SliceShe’s the one wearing a lot of bangles on her neck and wrists, two rings and hair thingies with ribbons, a missing tooth smile, mismatched clothes, not in uniform.  This midyear kindergartener has her hands on everything, in addition to twirling and touching her bracelets, necklaces and rings.  Checking her hair and only partly keeping an eye out for possible news or information, half-listening. Usually saying things on tangents.

However, she is beginning to focus and delight in her re-reads.  Sight words are beginning to stick. Some confidence is growing.

Yesterday one of our reads was called “Dad.”  At writing time today my wistful kindergirl put her thumbs up for my prompt, “What do you want to write?”  I leaned in and she told me, “Don’t go, Dad.”  Her face so serious, earnest.

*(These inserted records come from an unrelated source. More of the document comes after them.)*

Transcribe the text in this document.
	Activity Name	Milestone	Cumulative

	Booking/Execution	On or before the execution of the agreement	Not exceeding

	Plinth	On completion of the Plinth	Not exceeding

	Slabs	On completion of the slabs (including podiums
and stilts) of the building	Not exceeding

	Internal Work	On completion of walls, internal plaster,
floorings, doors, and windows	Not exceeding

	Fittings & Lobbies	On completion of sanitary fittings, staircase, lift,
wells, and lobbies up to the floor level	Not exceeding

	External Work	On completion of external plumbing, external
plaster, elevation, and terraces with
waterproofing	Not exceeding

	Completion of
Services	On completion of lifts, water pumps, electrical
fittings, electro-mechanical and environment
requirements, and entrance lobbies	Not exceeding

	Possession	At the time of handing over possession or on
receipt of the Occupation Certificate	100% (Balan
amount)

Oh my.  I looked in her eyes, then prompted a capital D and asked her to say the words as she wrote. She decided to write, “Do not go Dad.”  Then she drew a picture of herself with dad.

Writing.  How can we know our students without it?

6 thoughts on “Kindervention”

  1. Mmmmm. . . my heart fills with this. You hit the nail on the head about writing being the key to knowing our kids. Donald Graves said it repeatedly in his work. When else do you get to sit side by side with kids and have them talk to you about their world?

  2. That was beautiful. I taught kindergarten years ago and still have copies of some of the pieces they produced. The beauty is in the honesty and sincerity. They write from the heart.

  3. Wow! Such a lot was said in such a few words! This, and not so kids can perform on the state test, is why I teach kids to write. Thanks for this important reminder!